The St. Baldrick’s Summer Fellowship will allow recipients to receive mentorship and learn about ocular pediatric oncology. Goldsmith initially heard about the St. Baldrick’s Summer Fellowship from his mentor, Vanessa Morales-Tirado, PhD, assistant professor in the Department of Ophthalmology. Her research has focused on understanding the immunology of the eye in certain ocular diseases such as glaucoma, retinoblastoma and ocular melanoma. Goldsmith received his first research position at the Hamilton Eye Institute in 2011, when he was working on his undergraduate degree in microbiology from Kansas State University.
Goldsmith, a student in the UTHSC College of Graduate Health Sciences, will focus his research project on retinoblastoma, a cancer that begins in the retina of the eye. Located in the back of the eye, retinoblastoma is the most common eye cancer found in children. If found at a late stage, the cancer can spread throughout the body to the brain, lymph nodes, and other organs, including the liver.

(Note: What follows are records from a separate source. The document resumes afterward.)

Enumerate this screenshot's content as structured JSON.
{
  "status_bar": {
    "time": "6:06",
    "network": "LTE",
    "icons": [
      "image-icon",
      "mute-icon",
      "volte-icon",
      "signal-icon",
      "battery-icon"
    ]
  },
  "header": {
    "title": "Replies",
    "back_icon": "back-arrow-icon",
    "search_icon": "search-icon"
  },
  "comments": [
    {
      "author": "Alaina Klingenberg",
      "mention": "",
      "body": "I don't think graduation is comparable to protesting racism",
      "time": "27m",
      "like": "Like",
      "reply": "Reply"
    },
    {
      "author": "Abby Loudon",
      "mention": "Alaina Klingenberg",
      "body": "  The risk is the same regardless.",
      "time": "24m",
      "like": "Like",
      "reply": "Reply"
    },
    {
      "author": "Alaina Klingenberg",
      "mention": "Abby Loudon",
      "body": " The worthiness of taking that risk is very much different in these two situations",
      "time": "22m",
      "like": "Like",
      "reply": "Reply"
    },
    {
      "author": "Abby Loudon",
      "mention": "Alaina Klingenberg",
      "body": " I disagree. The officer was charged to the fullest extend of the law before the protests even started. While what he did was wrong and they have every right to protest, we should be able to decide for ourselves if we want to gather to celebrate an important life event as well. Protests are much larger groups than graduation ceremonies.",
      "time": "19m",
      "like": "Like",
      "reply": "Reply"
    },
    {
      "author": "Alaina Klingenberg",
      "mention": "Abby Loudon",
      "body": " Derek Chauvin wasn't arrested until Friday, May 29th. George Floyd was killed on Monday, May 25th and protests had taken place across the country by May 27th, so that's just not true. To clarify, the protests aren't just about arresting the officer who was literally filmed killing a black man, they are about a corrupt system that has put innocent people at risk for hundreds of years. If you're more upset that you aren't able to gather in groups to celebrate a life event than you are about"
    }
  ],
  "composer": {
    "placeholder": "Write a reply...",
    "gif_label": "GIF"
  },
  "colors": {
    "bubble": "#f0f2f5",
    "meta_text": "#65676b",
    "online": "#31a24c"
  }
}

“My project will be investigating how a targeted signaling pathway could help retinoblastoma patients not only survive, but keep their eye and maintain vision,” Goldsmith said. “My goal is to provide a safer alternative to current doses of chemotherapy.”
Founded in 1999, the St. Baldrick’s Foundation exists to conquer childhood cancer by working with leading pediatric oncologists and funding cancer research for children. The foundation provides funds to hospitals for high-impact clinical trials, researchers and young investigators, and supportive care research.